Pouco tempo após celebrar contrato administrativo com o Município Beta, a sociedade empresária ZZ foi surpreendida com uma ordem escrita da Administração suspendendo o referido contrato. Após consultarem um advogado, foi corretamente informado aos dirigentes da sociedade empresária ZZ que, consoante a Lei nº 14.133/2021, a Administração:
- A)agira de modo ilícito ao suspender unilateralmente o contrato administrativo;
Errada, porque a Administração pode suspender o contrato por ordem escrita, desde que respeite os limites e efeitos previstos na Lei 14.133/2021.
- B)tem a faculdade de suspender unilateralmente o contrato administrativo, pelo prazo que entender conveniente, não podendo ser oposto qualquer óbice por ZZ;
Errada, porque a suspensão nao é livre "pelo prazo que entender conveniente"; a lei impõe limites e assegura ao contratado direitos se o prazo se alongar demais.

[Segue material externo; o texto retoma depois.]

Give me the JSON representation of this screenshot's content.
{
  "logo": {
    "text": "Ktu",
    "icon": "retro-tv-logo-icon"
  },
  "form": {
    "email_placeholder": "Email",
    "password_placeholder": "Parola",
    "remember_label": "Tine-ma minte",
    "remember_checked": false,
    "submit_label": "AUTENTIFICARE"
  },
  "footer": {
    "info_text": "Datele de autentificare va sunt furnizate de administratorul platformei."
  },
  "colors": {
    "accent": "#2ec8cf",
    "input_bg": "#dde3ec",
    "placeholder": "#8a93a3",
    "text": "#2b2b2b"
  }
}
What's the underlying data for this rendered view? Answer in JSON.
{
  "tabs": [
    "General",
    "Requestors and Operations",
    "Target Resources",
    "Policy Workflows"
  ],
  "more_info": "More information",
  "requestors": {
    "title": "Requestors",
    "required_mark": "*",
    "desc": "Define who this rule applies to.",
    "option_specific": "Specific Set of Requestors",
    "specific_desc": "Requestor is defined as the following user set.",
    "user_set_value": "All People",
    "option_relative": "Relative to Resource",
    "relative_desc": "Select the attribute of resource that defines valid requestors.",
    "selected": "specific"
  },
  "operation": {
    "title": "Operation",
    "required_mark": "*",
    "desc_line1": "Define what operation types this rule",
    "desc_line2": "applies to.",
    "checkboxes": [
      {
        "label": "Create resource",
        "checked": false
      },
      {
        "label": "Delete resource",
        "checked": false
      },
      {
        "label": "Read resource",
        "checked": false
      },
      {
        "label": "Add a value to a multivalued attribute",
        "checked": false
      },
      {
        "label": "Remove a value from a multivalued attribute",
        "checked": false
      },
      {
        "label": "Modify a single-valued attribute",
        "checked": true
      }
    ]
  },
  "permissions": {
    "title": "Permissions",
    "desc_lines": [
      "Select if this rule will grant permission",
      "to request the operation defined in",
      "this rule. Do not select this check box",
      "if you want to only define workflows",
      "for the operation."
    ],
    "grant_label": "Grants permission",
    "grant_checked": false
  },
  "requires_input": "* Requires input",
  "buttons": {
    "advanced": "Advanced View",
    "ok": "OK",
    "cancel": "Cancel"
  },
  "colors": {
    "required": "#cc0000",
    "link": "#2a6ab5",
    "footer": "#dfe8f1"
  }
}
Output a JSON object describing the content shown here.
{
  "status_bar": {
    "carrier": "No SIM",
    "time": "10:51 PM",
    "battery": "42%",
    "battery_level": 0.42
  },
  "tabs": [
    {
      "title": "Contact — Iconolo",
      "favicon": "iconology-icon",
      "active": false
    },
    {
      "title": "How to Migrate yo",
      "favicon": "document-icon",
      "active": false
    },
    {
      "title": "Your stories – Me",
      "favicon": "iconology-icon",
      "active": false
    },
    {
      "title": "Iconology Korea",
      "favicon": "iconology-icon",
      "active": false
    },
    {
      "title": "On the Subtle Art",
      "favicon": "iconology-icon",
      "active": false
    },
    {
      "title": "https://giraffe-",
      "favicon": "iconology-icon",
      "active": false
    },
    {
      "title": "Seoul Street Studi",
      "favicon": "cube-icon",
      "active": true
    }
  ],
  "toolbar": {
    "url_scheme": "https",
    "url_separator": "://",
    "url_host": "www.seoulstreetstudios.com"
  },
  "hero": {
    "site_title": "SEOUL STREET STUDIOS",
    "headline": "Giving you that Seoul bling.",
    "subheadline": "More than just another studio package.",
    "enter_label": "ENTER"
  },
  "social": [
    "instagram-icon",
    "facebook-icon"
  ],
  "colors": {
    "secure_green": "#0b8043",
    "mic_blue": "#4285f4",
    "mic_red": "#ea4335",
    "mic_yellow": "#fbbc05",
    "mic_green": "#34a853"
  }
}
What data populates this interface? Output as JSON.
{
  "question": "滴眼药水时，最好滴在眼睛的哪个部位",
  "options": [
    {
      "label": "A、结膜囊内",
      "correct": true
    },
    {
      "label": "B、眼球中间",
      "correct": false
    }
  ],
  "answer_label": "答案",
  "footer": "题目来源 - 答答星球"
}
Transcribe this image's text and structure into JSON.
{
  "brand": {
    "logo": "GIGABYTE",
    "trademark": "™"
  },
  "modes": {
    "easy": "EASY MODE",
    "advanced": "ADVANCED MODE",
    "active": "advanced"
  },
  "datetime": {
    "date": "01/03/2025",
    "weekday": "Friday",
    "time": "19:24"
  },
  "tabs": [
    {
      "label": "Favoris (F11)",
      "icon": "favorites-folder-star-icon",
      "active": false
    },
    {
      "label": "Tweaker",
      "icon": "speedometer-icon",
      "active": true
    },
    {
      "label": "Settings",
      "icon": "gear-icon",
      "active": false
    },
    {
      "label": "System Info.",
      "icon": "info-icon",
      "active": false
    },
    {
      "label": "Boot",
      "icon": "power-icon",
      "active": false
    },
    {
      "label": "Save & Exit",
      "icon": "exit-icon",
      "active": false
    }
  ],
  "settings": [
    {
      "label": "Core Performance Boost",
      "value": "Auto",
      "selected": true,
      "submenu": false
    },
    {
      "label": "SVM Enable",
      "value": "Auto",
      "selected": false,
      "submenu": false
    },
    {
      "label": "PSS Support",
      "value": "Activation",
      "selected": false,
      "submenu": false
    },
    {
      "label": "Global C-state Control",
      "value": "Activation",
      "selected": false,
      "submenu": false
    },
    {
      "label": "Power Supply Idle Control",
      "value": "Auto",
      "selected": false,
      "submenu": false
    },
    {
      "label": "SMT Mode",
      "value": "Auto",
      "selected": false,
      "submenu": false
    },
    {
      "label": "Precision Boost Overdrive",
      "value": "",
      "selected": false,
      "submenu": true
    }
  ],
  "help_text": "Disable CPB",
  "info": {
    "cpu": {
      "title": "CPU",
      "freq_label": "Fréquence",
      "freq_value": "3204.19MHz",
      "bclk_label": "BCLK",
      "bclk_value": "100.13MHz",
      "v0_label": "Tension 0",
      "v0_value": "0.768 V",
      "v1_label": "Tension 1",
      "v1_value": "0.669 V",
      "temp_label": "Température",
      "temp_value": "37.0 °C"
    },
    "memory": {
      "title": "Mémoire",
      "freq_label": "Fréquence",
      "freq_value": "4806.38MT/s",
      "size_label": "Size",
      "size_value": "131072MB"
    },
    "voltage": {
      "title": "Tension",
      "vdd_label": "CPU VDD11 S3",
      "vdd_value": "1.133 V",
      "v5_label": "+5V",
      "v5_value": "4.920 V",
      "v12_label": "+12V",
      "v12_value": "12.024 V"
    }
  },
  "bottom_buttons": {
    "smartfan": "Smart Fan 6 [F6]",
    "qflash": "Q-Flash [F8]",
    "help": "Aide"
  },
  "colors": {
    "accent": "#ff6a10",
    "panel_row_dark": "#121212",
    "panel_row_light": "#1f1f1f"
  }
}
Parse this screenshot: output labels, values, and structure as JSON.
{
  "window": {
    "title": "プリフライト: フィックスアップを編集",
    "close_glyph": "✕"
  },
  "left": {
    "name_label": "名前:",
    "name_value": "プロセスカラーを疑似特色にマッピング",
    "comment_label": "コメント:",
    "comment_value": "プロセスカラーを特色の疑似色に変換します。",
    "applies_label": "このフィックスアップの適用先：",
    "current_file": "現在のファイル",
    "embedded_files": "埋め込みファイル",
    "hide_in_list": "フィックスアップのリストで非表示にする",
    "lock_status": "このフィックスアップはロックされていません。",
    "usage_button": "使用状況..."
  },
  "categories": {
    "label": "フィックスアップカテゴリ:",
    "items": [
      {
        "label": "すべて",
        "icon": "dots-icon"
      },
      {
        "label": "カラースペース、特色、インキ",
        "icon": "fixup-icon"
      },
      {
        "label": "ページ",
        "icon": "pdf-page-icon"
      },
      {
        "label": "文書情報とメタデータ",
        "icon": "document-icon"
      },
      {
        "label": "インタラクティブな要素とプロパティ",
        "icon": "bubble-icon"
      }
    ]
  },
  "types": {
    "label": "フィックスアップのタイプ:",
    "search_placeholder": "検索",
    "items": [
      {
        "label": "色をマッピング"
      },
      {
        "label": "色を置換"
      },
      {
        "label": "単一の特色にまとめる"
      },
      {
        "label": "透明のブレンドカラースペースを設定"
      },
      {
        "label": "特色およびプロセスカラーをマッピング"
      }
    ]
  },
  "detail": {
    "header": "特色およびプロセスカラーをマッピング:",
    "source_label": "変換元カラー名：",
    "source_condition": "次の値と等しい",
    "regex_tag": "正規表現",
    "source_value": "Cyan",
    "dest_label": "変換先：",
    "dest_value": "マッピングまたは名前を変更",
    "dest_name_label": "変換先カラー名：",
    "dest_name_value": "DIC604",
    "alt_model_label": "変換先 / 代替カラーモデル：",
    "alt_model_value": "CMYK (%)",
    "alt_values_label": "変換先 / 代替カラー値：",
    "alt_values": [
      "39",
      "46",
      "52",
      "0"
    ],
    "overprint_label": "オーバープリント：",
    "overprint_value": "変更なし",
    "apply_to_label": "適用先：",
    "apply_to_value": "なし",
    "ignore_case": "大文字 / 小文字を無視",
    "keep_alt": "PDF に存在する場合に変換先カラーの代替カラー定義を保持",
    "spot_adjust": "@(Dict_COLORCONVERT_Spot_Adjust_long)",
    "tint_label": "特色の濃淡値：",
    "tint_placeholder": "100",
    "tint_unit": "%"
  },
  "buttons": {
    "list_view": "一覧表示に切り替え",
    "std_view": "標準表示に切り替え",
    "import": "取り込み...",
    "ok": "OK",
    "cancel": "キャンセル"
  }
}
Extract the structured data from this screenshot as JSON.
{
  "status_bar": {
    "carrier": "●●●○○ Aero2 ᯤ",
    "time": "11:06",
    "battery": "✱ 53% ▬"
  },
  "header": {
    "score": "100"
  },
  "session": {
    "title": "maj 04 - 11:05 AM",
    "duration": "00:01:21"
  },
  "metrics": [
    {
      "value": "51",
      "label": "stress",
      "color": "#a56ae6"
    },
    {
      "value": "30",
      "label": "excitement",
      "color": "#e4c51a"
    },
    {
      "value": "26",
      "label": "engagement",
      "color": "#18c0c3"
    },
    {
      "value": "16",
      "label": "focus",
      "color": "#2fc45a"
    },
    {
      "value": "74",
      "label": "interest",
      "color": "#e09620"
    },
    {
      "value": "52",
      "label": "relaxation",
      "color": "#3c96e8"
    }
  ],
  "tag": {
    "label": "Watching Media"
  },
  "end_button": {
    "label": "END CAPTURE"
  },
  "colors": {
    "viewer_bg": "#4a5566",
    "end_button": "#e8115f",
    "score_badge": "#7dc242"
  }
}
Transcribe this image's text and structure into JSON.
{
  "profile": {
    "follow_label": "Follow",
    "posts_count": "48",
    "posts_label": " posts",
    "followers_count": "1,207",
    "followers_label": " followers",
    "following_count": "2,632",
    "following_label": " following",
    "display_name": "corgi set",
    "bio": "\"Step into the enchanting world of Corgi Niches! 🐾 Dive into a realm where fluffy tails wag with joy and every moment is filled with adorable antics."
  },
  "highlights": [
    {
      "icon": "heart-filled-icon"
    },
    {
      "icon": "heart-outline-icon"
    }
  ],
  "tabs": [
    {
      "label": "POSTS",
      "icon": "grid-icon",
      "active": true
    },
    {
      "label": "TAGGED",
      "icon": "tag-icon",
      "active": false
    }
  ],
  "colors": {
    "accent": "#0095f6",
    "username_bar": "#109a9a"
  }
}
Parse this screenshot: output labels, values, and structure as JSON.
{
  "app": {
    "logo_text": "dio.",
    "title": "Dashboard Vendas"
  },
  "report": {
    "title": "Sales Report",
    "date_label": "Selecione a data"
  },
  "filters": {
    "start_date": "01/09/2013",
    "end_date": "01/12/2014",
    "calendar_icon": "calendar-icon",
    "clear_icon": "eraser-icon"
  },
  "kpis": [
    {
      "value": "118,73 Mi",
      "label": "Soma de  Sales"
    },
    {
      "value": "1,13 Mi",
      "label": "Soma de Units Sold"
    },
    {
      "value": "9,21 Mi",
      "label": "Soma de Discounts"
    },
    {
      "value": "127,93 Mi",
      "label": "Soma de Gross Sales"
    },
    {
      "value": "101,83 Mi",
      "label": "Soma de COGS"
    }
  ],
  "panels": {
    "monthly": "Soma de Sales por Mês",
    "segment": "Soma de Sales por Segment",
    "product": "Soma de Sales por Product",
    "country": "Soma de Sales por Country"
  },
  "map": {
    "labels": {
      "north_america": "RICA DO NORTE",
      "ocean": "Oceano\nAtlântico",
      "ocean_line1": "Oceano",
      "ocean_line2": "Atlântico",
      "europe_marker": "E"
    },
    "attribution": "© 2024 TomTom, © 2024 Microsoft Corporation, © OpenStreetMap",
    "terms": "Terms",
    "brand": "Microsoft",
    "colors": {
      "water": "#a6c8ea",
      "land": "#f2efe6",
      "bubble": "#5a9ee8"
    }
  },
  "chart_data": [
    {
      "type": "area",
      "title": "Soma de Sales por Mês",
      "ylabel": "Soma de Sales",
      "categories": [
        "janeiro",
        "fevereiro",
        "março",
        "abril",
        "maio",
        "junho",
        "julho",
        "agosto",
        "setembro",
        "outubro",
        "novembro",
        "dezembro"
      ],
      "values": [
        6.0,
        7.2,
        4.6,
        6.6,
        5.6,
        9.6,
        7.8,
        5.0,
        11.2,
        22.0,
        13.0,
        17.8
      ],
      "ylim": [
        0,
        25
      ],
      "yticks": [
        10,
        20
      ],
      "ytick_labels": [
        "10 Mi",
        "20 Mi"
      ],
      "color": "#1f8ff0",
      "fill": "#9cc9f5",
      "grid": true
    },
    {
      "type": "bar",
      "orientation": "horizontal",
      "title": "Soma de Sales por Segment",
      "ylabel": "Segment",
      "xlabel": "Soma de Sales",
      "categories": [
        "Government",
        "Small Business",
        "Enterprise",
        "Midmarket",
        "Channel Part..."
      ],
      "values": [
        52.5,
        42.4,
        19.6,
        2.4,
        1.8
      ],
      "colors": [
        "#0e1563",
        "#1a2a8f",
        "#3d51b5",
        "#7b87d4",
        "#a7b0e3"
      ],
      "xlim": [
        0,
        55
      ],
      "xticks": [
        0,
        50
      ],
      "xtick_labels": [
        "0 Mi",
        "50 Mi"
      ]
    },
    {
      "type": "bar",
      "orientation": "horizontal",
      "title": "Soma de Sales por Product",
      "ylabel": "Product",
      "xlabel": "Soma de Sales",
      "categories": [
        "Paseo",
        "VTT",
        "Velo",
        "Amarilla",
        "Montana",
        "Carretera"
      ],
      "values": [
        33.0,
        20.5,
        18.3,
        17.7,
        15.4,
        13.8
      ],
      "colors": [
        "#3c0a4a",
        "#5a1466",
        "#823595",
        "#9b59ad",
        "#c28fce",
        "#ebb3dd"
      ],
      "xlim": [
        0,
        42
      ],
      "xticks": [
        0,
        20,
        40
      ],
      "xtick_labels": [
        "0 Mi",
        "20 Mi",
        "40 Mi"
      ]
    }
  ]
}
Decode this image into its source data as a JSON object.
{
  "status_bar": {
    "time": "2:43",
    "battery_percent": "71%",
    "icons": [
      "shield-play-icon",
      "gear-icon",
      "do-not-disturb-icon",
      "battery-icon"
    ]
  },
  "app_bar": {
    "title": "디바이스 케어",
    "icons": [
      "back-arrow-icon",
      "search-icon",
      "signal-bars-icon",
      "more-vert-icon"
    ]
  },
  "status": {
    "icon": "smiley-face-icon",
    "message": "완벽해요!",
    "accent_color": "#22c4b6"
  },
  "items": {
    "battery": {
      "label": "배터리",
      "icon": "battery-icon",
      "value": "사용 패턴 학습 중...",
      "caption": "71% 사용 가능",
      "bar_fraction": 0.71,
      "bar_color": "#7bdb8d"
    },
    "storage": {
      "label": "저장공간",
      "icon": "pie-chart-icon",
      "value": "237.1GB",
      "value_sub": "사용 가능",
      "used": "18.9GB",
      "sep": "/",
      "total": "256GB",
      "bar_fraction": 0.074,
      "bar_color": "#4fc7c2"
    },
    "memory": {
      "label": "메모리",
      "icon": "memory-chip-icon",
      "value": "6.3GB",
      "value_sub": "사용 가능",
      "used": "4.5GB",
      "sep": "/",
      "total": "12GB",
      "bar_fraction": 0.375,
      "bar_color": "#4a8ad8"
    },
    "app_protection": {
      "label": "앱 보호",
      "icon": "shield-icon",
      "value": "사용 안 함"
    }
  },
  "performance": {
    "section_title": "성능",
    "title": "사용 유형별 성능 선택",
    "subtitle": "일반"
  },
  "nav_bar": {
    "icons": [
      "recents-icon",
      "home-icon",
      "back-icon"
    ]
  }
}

- C)tem a faculdade de suspender unilateralmente o contrato administrativo, mas ZZ tem direito à sua extinção se a suspensão se estender por prazo superior a três meses;
Certa, pois a Lei 14.133/2021 prevê que, se a suspensão da execução do contrato por ordem escrita da Administração superar 3 meses, o contratado pode pleitear a extinção do contrato.
- D)tem a faculdade de suspender unilateralmente o contrato administrativo, mas ZZ tem direito à sua revisão se a suspensão se estender por prazo superior a quatro meses;
Errada, porque o prazo legal nao é de 4 meses e a consequência prevista para essa hipótese nao é revisão, mas direito à extinção.
- E)tem a faculdade de suspender unilateralmente o contrato administrativo, com suspensão de pagamentos, por até trinta dias, reiniciando-se os pagamentos após esse período.
Errada, porque a lei nao estabelece essa regra de suspensão de pagamentos por 30 dias com reinício automático; os prazos e efeitos legais sao outros.
Gabarito: C
A Lei 14.133/2021 manteve uma lógica clássica dos contratos administrativos: a Administração tem poderes especiais de direção e alteração, mas isso nao significa carta branca para travar o contrato indefinidamente. Quando a suspensão da execução ocorre por ordem escrita da Administração, o contratado nao fica preso ao limbo do "espere sentado" para sempre. Pela regra legal, se essa suspensão ultrapassar 3 meses, surge para a empresa o direito de pedir a extinção do contrato. Isso aparece no art. 137 da Lei 14.133/2021, que trata das hipóteses de extinção contratual. A ideia é equilibrar a supremacia do interesse público com a segurança jurídica e a proteção do particular que contratou de boa-fé. Em outras palavras: a Administração pode suspender, mas nao pode transformar a suspensão em punição disfarçada. Por isso o gabarito é a letra C. Ela capta exatamente a consequência prevista em lei: suspensão unilateral por ordem escrita da Administração é possível, porém, se durar mais de 3 meses, o contratado tem direito à extinção do contrato. A banca adora trocar esse prazo, misturar com revisão, ou inventar limite de pagamento para ver se você pisa no tomate. Fique atento: a lei também prevê outras hipóteses em que o contratado pode buscar a extinção, como atraso de pagamentos por período relevante. Mas, nesta questão, o ponto central é a suspensão por ordem da Administração e o prazo de 3 meses, que é o gatilho legal para a extinção.